The accident triggered calls to improve academia’s safety standards not just at UCLA, but across the United States. But as Nature discussed in an article on laboratory safety after Yale undergraduate Michele Dufault died in April 2011, there’s little evidence that Sangji’s death has shifted the behaviour of bench scientists or laboratory heads, outside of UCLA.
The LA District Attorney’s legal action could shake up that attitude. “I think this is a game-changer. It will significantly affect how people think about their responsibilities now that it’s clear there’s the possibility of going to jail,” says Jim Kaufman, president of the Laboratory Safety Institute in Natick, Massachusetts.

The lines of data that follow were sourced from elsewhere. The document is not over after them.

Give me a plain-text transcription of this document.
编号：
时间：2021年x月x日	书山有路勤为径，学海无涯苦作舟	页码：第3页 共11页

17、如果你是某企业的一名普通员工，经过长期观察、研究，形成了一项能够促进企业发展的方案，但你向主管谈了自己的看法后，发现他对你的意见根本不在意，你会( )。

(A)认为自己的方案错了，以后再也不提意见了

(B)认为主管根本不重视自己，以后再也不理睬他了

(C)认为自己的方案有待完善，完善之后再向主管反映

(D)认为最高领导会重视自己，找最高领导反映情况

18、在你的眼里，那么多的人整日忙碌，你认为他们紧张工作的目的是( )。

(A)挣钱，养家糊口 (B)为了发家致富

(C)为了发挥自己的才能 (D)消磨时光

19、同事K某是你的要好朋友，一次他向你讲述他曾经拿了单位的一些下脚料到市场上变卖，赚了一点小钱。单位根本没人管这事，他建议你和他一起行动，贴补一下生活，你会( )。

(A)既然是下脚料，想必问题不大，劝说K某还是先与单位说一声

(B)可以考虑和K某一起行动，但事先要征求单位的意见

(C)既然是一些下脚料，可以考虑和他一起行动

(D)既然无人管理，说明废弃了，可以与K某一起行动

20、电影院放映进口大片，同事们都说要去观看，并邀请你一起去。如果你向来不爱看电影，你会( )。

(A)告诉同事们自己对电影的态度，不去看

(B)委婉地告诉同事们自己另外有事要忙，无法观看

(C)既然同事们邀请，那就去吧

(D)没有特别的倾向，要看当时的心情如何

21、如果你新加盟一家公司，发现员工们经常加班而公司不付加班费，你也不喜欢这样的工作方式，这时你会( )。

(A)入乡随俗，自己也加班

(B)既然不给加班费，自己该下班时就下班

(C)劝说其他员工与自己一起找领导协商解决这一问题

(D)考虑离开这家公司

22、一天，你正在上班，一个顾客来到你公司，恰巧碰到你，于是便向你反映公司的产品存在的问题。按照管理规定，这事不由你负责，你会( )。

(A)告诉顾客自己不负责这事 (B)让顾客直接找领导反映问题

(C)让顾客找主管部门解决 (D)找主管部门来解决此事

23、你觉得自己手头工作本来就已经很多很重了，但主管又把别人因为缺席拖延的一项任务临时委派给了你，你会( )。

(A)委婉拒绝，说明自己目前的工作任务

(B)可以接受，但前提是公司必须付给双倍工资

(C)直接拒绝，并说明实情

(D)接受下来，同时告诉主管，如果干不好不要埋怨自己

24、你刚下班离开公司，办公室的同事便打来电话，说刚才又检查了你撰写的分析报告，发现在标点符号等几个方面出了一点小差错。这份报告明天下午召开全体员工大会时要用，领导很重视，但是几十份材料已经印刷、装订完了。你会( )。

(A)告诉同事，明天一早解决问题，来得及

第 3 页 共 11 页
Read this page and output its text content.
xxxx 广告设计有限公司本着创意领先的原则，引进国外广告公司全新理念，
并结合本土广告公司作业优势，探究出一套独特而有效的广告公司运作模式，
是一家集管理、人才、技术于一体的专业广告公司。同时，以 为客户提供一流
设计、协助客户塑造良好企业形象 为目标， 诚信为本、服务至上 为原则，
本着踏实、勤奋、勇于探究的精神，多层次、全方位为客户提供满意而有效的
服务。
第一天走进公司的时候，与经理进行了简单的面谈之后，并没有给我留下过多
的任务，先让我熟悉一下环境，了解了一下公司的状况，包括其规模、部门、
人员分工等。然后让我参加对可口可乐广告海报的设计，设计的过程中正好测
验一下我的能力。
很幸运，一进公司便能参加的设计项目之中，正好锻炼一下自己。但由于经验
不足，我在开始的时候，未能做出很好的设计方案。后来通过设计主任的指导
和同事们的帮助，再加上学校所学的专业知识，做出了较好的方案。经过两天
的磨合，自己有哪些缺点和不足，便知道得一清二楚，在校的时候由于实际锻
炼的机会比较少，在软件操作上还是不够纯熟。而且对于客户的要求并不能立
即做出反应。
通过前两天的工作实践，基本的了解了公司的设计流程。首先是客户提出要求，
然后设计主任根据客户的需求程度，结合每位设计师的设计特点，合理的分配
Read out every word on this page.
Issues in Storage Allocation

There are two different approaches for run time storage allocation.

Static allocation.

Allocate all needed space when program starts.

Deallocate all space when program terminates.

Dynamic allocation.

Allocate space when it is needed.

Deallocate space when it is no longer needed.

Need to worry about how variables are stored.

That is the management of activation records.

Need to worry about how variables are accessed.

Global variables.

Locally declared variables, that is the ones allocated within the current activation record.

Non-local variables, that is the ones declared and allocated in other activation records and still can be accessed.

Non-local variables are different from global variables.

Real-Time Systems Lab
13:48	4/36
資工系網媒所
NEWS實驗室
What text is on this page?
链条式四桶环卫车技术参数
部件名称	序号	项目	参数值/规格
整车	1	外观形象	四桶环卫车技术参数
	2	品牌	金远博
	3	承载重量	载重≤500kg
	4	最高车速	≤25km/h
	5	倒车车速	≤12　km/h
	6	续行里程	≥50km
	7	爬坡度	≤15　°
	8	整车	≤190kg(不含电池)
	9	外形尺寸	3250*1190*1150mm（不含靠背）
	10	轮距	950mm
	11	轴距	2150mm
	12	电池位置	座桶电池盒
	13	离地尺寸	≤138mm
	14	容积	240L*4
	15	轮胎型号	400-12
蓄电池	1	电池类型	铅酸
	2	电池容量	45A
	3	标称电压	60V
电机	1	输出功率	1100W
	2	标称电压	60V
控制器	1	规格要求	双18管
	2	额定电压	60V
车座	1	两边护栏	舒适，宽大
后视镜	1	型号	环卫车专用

Concerns surrounding prosecution have been a powerful incentive for change in the United Kingdom, where around 25 years ago Sussex University, in Brighton, was prosecuted for negligence after an explosion in a chemistry laboratory shot a piece of metal into a student’s abdomen. (The student later recovered). Tom Welton, a chemist at Imperial College London, told Nature that the episode had a profound effect on safety standards in Britain.
UCLA’s statement notes that an earlier investigation by the California Division of Occupational Safety and Health (which led to fines) found “no wilful violations on the part of UCLA”. The university called the district attorney’s decision to press charges yesterday “truly baffling”; “the facts provide absolutely no basis for the appalling allegation of criminal conduct,” it said. UCLA would not comment beyond its statement.
Russ Phifer, former head of the American Chemical Society’s safety division and now executive director of the National Registry of Certified Chemists, thinks this is the first instance of criminal prosecution for an academic laboratory accident in the United States. ‘I don’t think the University of California or Harran have anything to gain by going to trial,’ he says; in his opinion, the case will be settled before trial with an agreement involving significant amounts of community service, such as talking to other lab heads about the case and chemical safety.
Phifer also thinks that Sangji’s death has already provided a wake-up call to university laboratory safety, with this week’s charges just a new chapter in the story. But Paul Bracher, a chemist at the California Institute of Technology who blogs at ChemBark, notes: “one wonders if this is the shot in the arm that finally forces academia to take safety seriously”.